3人とも、本来の性格を考えると、この学園は合ってはいない。その言葉には納得しかないなぁ。
「所で、明野さんは番長になりたかったんですか?」
ぼっちの話は置いといて、本題というか、何と言うか気になった事を聞いてみる。
「んー」
ストローを口に銜えながら頬を掻く明野さん。
「何つーか……強いって実感したいから──かな。
喧嘩の殴り合いなら性別も関係ねぇし。将来の役にはたたねぇけど」
ふむふむ。このままでいくと武者修行に行きそうなタイプだね。こうやって話してみると。

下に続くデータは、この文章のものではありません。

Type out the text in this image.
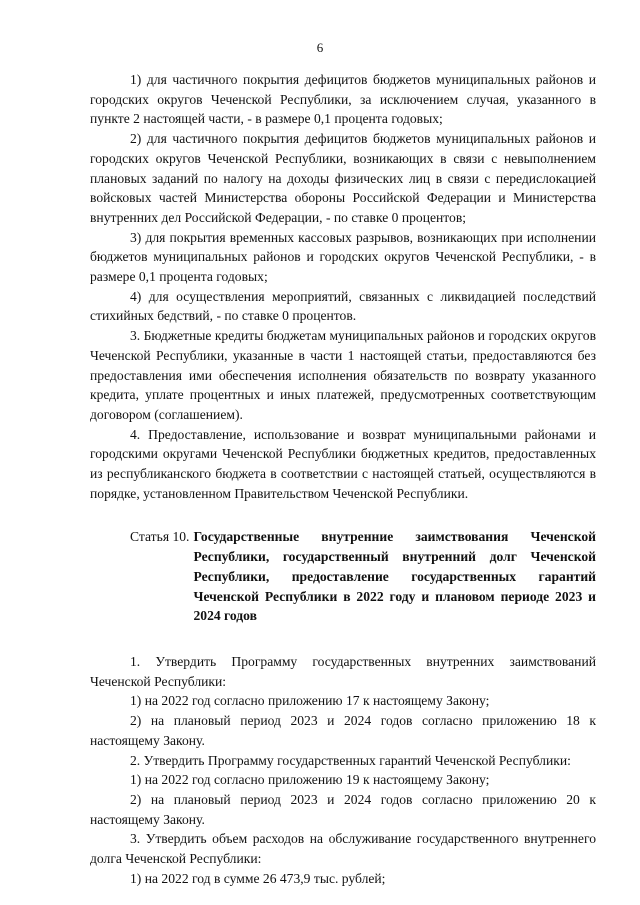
6

1) для частичного покрытия дефицитов бюджетов муниципальных районов и городских округов Чеченской Республики, за исключением случая, указанного в пункте 2 настоящей части, - в размере 0,1 процента годовых;

2) для частичного покрытия дефицитов бюджетов муниципальных районов и городских округов Чеченской Республики, возникающих в связи с невыполнением плановых заданий по налогу на доходы физических лиц в связи с передислокацией войсковых частей Министерства обороны Российской Федерации и Министерства внутренних дел Российской Федерации, - по ставке 0 процентов;

3) для покрытия временных кассовых разрывов, возникающих при исполнении бюджетов муниципальных районов и городских округов Чеченской Республики, - в размере 0,1 процента годовых;

4) для осуществления мероприятий, связанных с ликвидацией последствий стихийных бедствий, - по ставке 0 процентов.

3. Бюджетные кредиты бюджетам муниципальных районов и городских округов Чеченской Республики, указанные в части 1 настоящей статьи, предоставляются без предоставления ими обеспечения исполнения обязательств по возврату указанного кредита, уплате процентных и иных платежей, предусмотренных соответствующим договором (соглашением).

4. Предоставление, использование и возврат муниципальными районами и городскими округами Чеченской Республики бюджетных кредитов, предоставленных из республиканского бюджета в соответствии с настоящей статьей, осуществляются в порядке, установленном Правительством Чеченской Республики.

Статья 10. Государственные внутренние заимствования Чеченской Республики, государственный внутренний долг Чеченской Республики, предоставление государственных гарантий Чеченской Республики в 2022 году и плановом периоде 2023 и 2024 годов

1. Утвердить Программу государственных внутренних заимствований Чеченской Республики:

1) на 2022 год согласно приложению 17 к настоящему Закону;

2) на плановый период 2023 и 2024 годов согласно приложению 18 к настоящему Закону.

2. Утвердить Программу государственных гарантий Чеченской Республики:

1) на 2022 год согласно приложению 19 к настоящему Закону;

2) на плановый период 2023 и 2024 годов согласно приложению 20 к настоящему Закону.

3. Утвердить объем расходов на обслуживание государственного внутреннего долга Чеченской Республики:

1) на 2022 год в сумме 26 473,9 тыс. рублей;
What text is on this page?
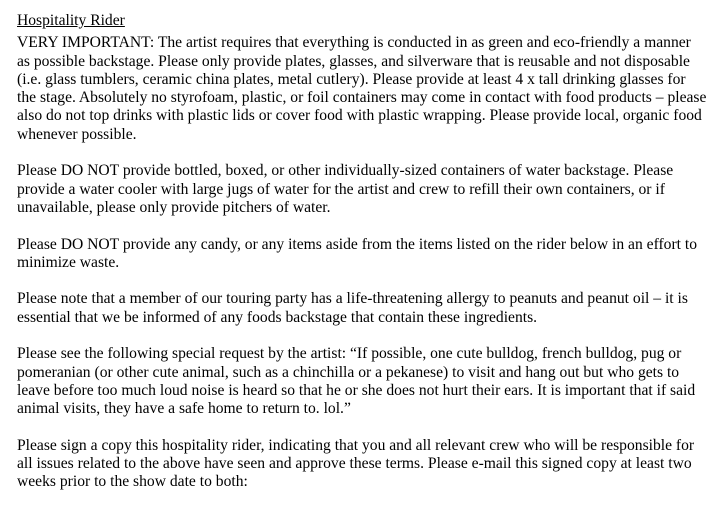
Hospitality Rider
VERY IMPORTANT: The artist requires that everything is conducted in as green and eco-friendly a manner as possible backstage. Please only provide plates, glasses, and silverware that is reusable and not disposable (i.e. glass tumblers, ceramic china plates, metal cutlery). Please provide at least 4 x tall drinking glasses for the stage. Absolutely no styrofoam, plastic, or foil containers may come in contact with food products – please also do not top drinks with plastic lids or cover food with plastic wrapping. Please provide local, organic food whenever possible.
Please DO NOT provide bottled, boxed, or other individually-sized containers of water backstage. Please provide a water cooler with large jugs of water for the artist and crew to refill their own containers, or if unavailable, please only provide pitchers of water.
Please DO NOT provide any candy, or any items aside from the items listed on the rider below in an effort to minimize waste.
Please note that a member of our touring party has a life-threatening allergy to peanuts and peanut oil – it is essential that we be informed of any foods backstage that contain these ingredients.
Please see the following special request by the artist: “If possible, one cute bulldog, french bulldog, pug or pomeranian (or other cute animal, such as a chinchilla or a pekanese) to visit and hang out but who gets to leave before too much loud noise is heard so that he or she does not hurt their ears. It is important that if said animal visits, they have a safe home to return to. lol.”
Please sign a copy this hospitality rider, indicating that you and all relevant crew who will be responsible for all issues related to the above have seen and approve these terms. Please e-mail this signed copy at least two weeks prior to the show date to both:
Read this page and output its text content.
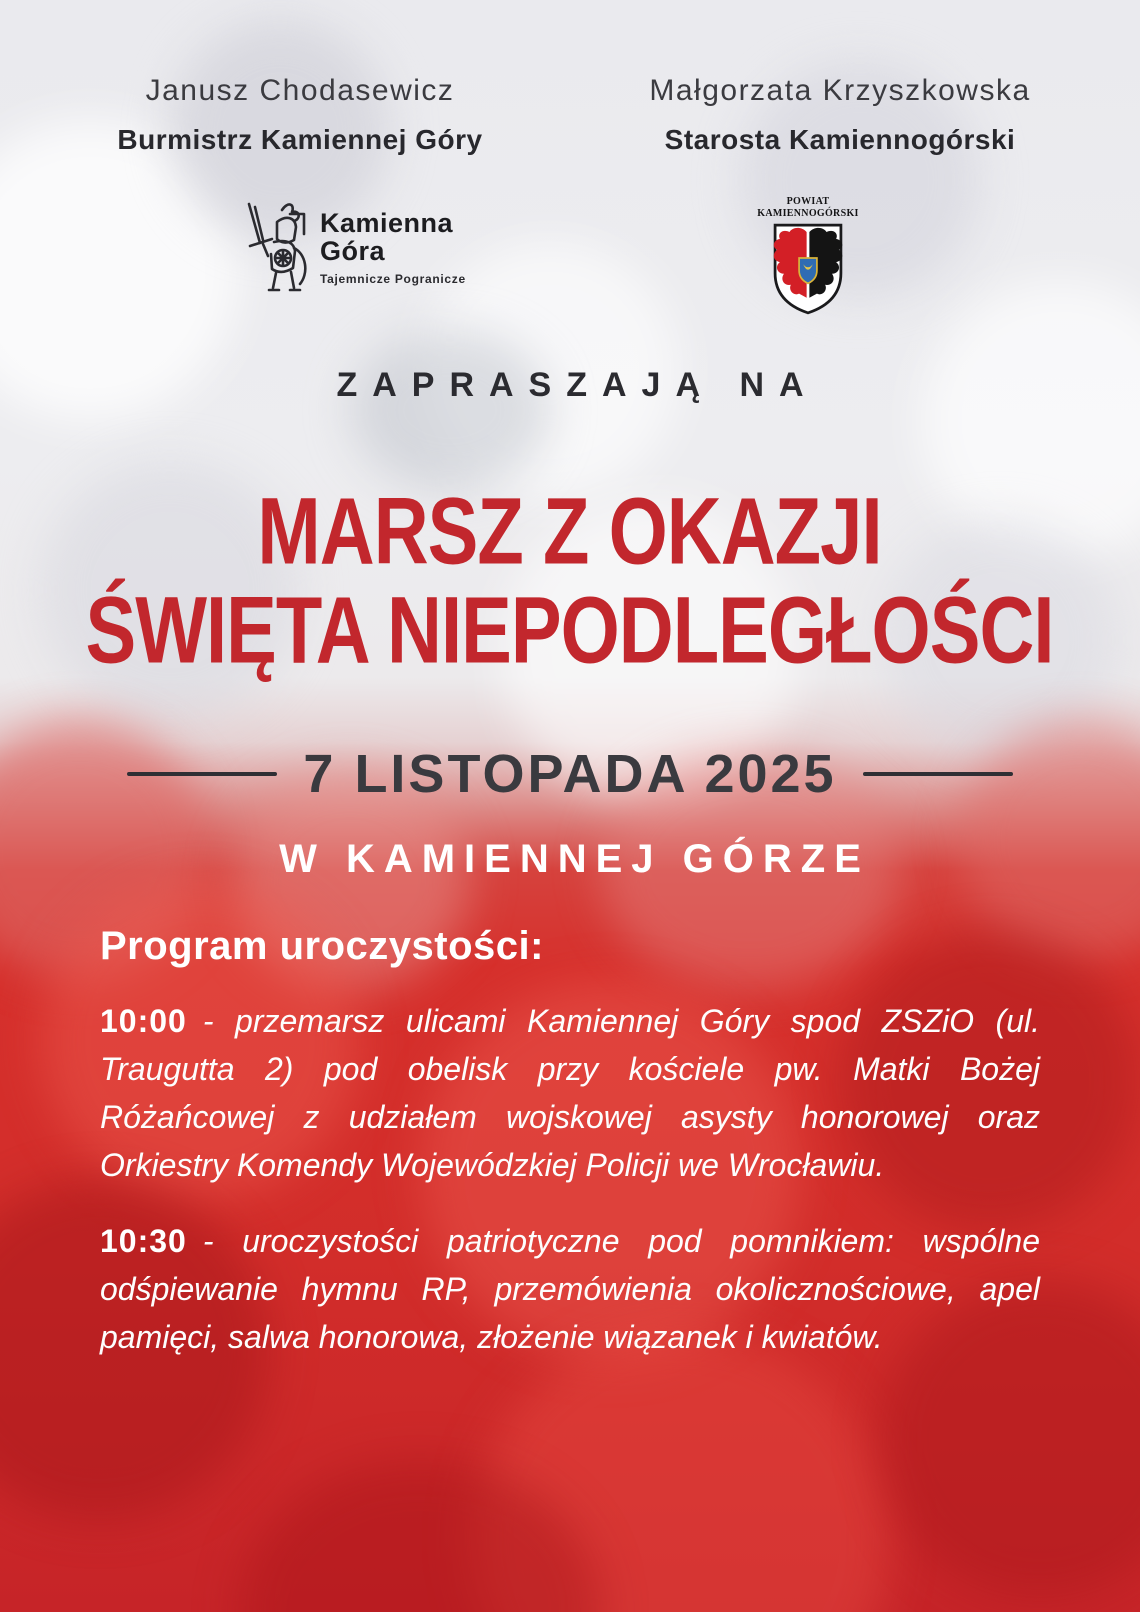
Janusz Chodasewicz
Burmistrz Kamiennej Góry
Małgorzata Krzyszkowska
Starosta Kamiennogórski
Kamienna
Góra
Tajemnicze Pogranicze
POWIAT
KAMIENNOGÓRSKI
ZAPRASZAJĄ NA
MARSZ Z OKAZJI
ŚWIĘTA NIEPODLEGŁOŚCI
7 LISTOPADA 2025
W KAMIENNEJ GÓRZE
Program uroczystości:

10:00 - przemarsz ulicami Kamiennej Góry spod ZSZiO (ul. Traugutta 2) pod obelisk przy kościele pw. Matki Bożej Różańcowej z udziałem wojskowej asysty honorowej oraz Orkiestry Komendy Wojewódzkiej Policji we Wrocławiu.

10:30 - uroczystości patriotyczne pod pomnikiem: wspólne odśpiewanie hymnu RP, przemówienia okolicznościowe, apel pamięci, salwa honorowa, złożenie wiązanek i kwiatów.
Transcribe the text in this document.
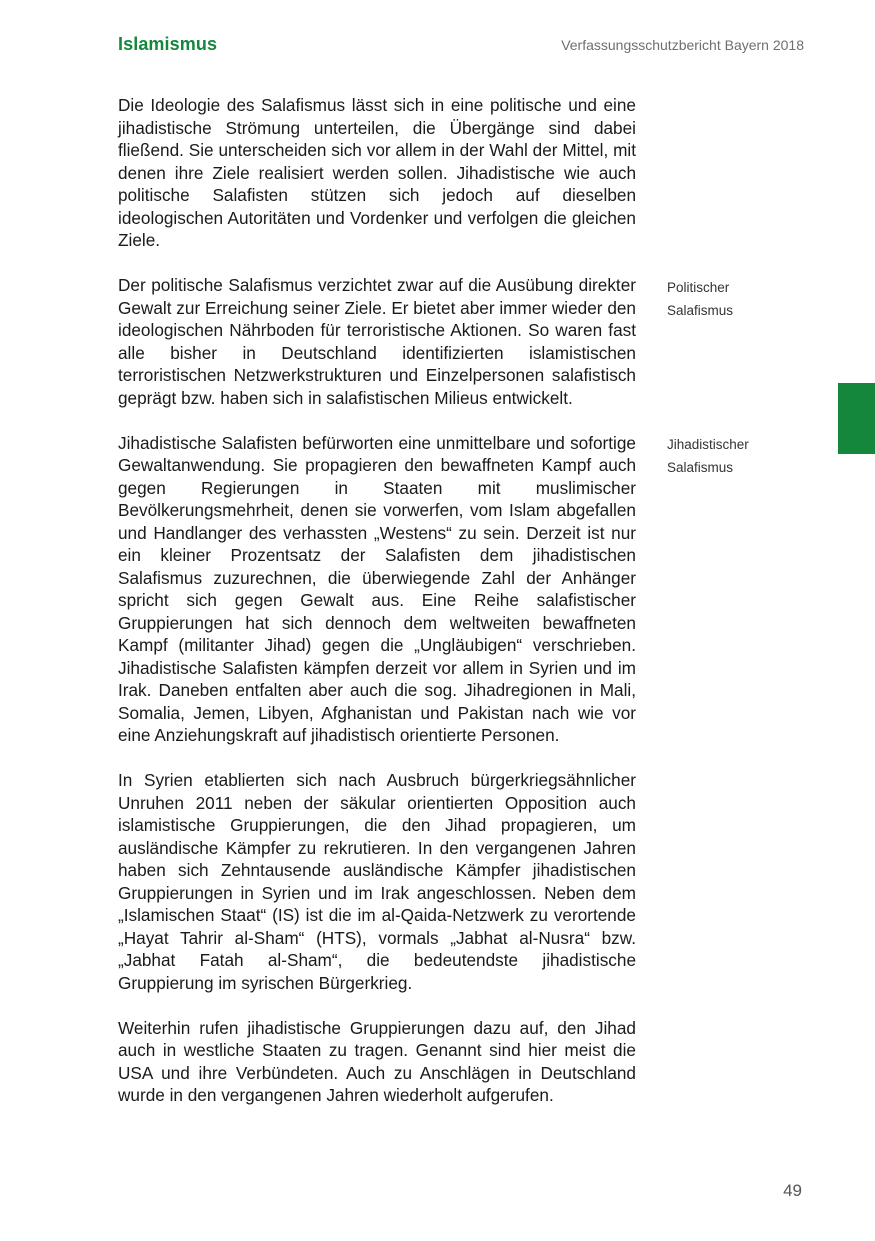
Islamismus	Verfassungsschutzbericht Bayern 2018

Die Ideologie des Salafismus lässt sich in eine politische und eine jihadistische Strömung unterteilen, die Übergänge sind dabei fließend. Sie unterscheiden sich vor allem in der Wahl der Mittel, mit denen ihre Ziele realisiert werden sollen. Jihadistische wie auch politische Salafisten stützen sich jedoch auf dieselben ideologischen Autoritäten und Vordenker und verfolgen die gleichen Ziele.

Der politische Salafismus verzichtet zwar auf die Ausübung direkter Gewalt zur Erreichung seiner Ziele. Er bietet aber immer wieder den ideologischen Nährboden für terroristische Aktionen. So waren fast alle bisher in Deutschland identifizierten islamistischen terroristischen Netzwerkstrukturen und Einzelpersonen salafistisch geprägt bzw. haben sich in salafistischen Milieus entwickelt.

Jihadistische Salafisten befürworten eine unmittelbare und sofortige Gewaltanwendung. Sie propagieren den bewaffneten Kampf auch gegen Regierungen in Staaten mit muslimischer Bevölkerungsmehrheit, denen sie vorwerfen, vom Islam abgefallen und Handlanger des verhassten „Westens“ zu sein. Derzeit ist nur ein kleiner Prozentsatz der Salafisten dem jihadistischen Salafismus zuzurechnen, die überwiegende Zahl der Anhänger spricht sich gegen Gewalt aus. Eine Reihe salafistischer Gruppierungen hat sich dennoch dem weltweiten bewaffneten Kampf (militanter Jihad) gegen die „Ungläubigen“ verschrieben. Jihadistische Salafisten kämpfen derzeit vor allem in Syrien und im Irak. Daneben entfalten aber auch die sog. Jihadregionen in Mali, Somalia, Jemen, Libyen, Afghanistan und Pakistan nach wie vor eine Anziehungskraft auf jihadistisch orientierte Personen.

In Syrien etablierten sich nach Ausbruch bürgerkriegsähnlicher Unruhen 2011 neben der säkular orientierten Opposition auch islamistische Gruppierungen, die den Jihad propagieren, um ausländische Kämpfer zu rekrutieren. In den vergangenen Jahren haben sich Zehntausende ausländische Kämpfer jihadistischen Gruppierungen in Syrien und im Irak angeschlossen. Neben dem „Islamischen Staat“ (IS) ist die im al-Qaida-Netzwerk zu verortende „Hayat Tahrir al-Sham“ (HTS), vormals „Jabhat al-Nusra“ bzw. „Jabhat Fatah al-Sham“, die bedeutendste jihadistische Gruppierung im syrischen Bürgerkrieg.

Weiterhin rufen jihadistische Gruppierungen dazu auf, den Jihad auch in westliche Staaten zu tragen. Genannt sind hier meist die USA und ihre Verbündeten. Auch zu Anschlägen in Deutschland wurde in den vergangenen Jahren wiederholt aufgerufen.

Politischer
Salafismus
Jihadistischer
Salafismus
49
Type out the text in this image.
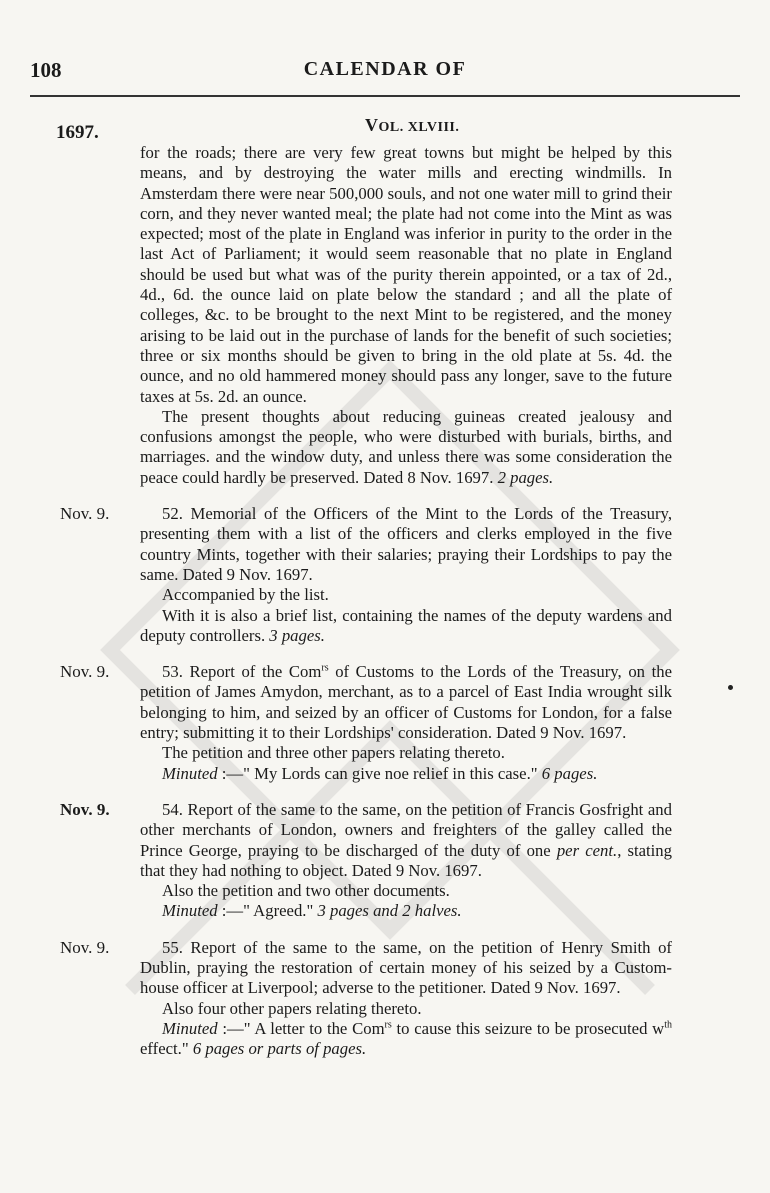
108	CALENDAR OF
1697.	VOL. XLVIII.

for the roads; there are very few great towns but might be helped by this means, and by destroying the water mills and erecting windmills. In Amsterdam there were near 500,000 souls, and not one water mill to grind their corn, and they never wanted meal; the plate had not come into the Mint as was expected; most of the plate in England was inferior in purity to the order in the last Act of Parliament; it would seem reasonable that no plate in England should be used but what was of the purity therein appointed, or a tax of 2d., 4d., 6d. the ounce laid on plate below the standard ; and all the plate of colleges, &c. to be brought to the next Mint to be registered, and the money arising to be laid out in the purchase of lands for the benefit of such societies; three or six months should be given to bring in the old plate at 5s. 4d. the ounce, and no old hammered money should pass any longer, save to the future taxes at 5s. 2d. an ounce.

The present thoughts about reducing guineas created jealousy and confusions amongst the people, who were disturbed with burials, births, and marriages. and the window duty, and unless there was some consideration the peace could hardly be preserved. Dated 8 Nov. 1697. 2 pages.

Nov. 9.	52. Memorial of the Officers of the Mint to the Lords of the Treasury, presenting them with a list of the officers and clerks employed in the five country Mints, together with their salaries; praying their Lordships to pay the same. Dated 9 Nov. 1697.

Accompanied by the list.

With it is also a brief list, containing the names of the deputy wardens and deputy controllers. 3 pages.

Nov. 9.	53. Report of the Com$^{rs}$ of Customs to the Lords of the Treasury, on the petition of James Amydon, merchant, as to a parcel of East India wrought silk belonging to him, and seized by an officer of Customs for London, for a false entry; submitting it to their Lordships' consideration. Dated 9 Nov. 1697.

The petition and three other papers relating thereto.

Minuted :—" My Lords can give noe relief in this case." 6 pages.

Nov. 9.	54. Report of the same to the same, on the petition of Francis Gosfright and other merchants of London, owners and freighters of the galley called the Prince George, praying to be discharged of the duty of one per cent., stating that they had nothing to object. Dated 9 Nov. 1697.

Also the petition and two other documents.

Minuted :—" Agreed." 3 pages and 2 halves.

Nov. 9.	55. Report of the same to the same, on the petition of Henry Smith of Dublin, praying the restoration of certain money of his seized by a Custom-house officer at Liverpool; adverse to the petitioner. Dated 9 Nov. 1697.

Also four other papers relating thereto.

Minuted :—" A letter to the Com$^{rs}$ to cause this seizure to be prosecuted $w^{th}$ effect." 6 pages or parts of pages.
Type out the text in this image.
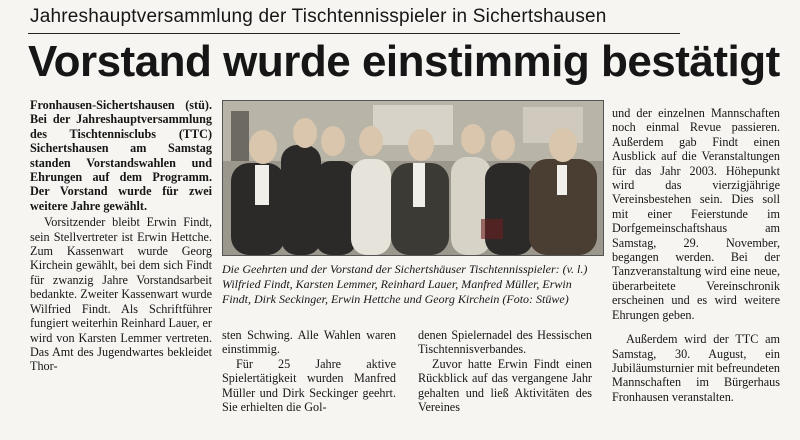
Jahreshauptversammlung der Tischtennisspieler in Sichertshausen
Vorstand wurde einstimmig bestätigt

Fronhausen-Sichertshausen (stü). Bei der Jahreshauptversammlung des Tischtennisclubs (TTC) Sichertshausen am Samstag standen Vorstandswahlen und Ehrungen auf dem Programm. Der Vorstand wurde für zwei weitere Jahre gewählt.

Vorsitzender bleibt Erwin Findt, sein Stellvertreter ist Erwin Hettche. Zum Kassenwart wurde Georg Kirchein gewählt, bei dem sich Findt für zwanzig Jahre Vorstandsarbeit bedankte. Zweiter Kassenwart wurde Wilfried Findt. Als Schriftführer fungiert weiterhin Reinhard Lauer, er wird von Karsten Lemmer vertreten. Das Amt des Jugendwartes bekleidet Thor-

Die Geehrten und der Vorstand der Sichertshäuser Tischtennisspieler: (v. l.) Wilfried Findt, Karsten Lemmer, Reinhard Lauer, Manfred Müller, Erwin Findt, Dirk Seckinger, Erwin Hettche und Georg Kirchein (Foto: Stüwe)

sten Schwing. Alle Wahlen waren einstimmig.

Für 25 Jahre aktive Spielertätigkeit wurden Manfred Müller und Dirk Seckinger geehrt. Sie erhielten die Gol-

denen Spielernadel des Hessischen Tischtennisverbandes.

Zuvor hatte Erwin Findt einen Rückblick auf das vergangene Jahr gehalten und ließ Aktivitäten des Vereines

und der einzelnen Mannschaften noch einmal Revue passieren. Außerdem gab Findt einen Ausblick auf die Veranstaltungen für das Jahr 2003. Höhepunkt wird das vierzigjährige Vereinsbestehen sein. Dies soll mit einer Feierstunde im Dorfgemeinschaftshaus am Samstag, 29. November, begangen werden. Bei der Tanzveranstaltung wird eine neue, überarbeitete Vereinschronik erscheinen und es wird weitere Ehrungen geben.

Außerdem wird der TTC am Samstag, 30. August, ein Jubiläumsturnier mit befreundeten Mannschaften im Bürgerhaus Fronhausen veranstalten.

「強さの証明にはならないかもしれませんが、もし良ければ私のSPっていうお仕事もありますしね。
同性の同じ年のSP。実はずっと欲しかったんですよね。というのは私の本音ですが、私に限らずそういう道もありますよ」
頭もいいし。
まぁ、ヒロインだから、生徒会の誰かをゲットしてお嫁さん。という選択肢もあるし。私の提案に、眼を瞬く明野さん。
「そっか。そういう道もあるのか」
「そうですね。そういうのもありますよ──ぐらいで覚えておいてくださいね」
しかし……今朝まで怯えていた時間は何だったんでしょうかねぇ。そんな事を思いながら、私は明野さんに笑みを浮かべた後にケーキを食べ始める。
「苺のシロップがあってもいいかもしれませんね」
美味しいんだけど、ちょっとだけ欲しいかな。私は。
でも今浮かべた笑みは、心からの笑みだ。何たって、恐怖を取り除いた後の安堵した笑みだからね。
あー。良かった。
これで安心。そう思った私に間違いはなく、名前で呼ぶほど親しくなったよ。早苗ちゃんとは。何故か遠野君とも親しくなったけどね。
それもこれも予定外だったけど。
でもこれで脱ぼっち! 脱悪役!!
ふぅ。これで色々と一安心。そして後はここの常連だという事を教えて、週3日程通ってケーキを全制覇するんだ。
今までの心配事が全て解消された私の身体は、空でも飛べちゃうんじゃないかと思うぐらい軽くなっていた。
なんといっても脱悪役は嬉しいし。友達も出来たし。ありがとう番長。ありがとう早苗ちゃん。あの場所で番長決定戦をしてくれてて本当に嬉しかったよ。
これから末永く関係が続く3人だけど、友情が壊れる事はなく、一生続くものだったのは予想外だったけどね。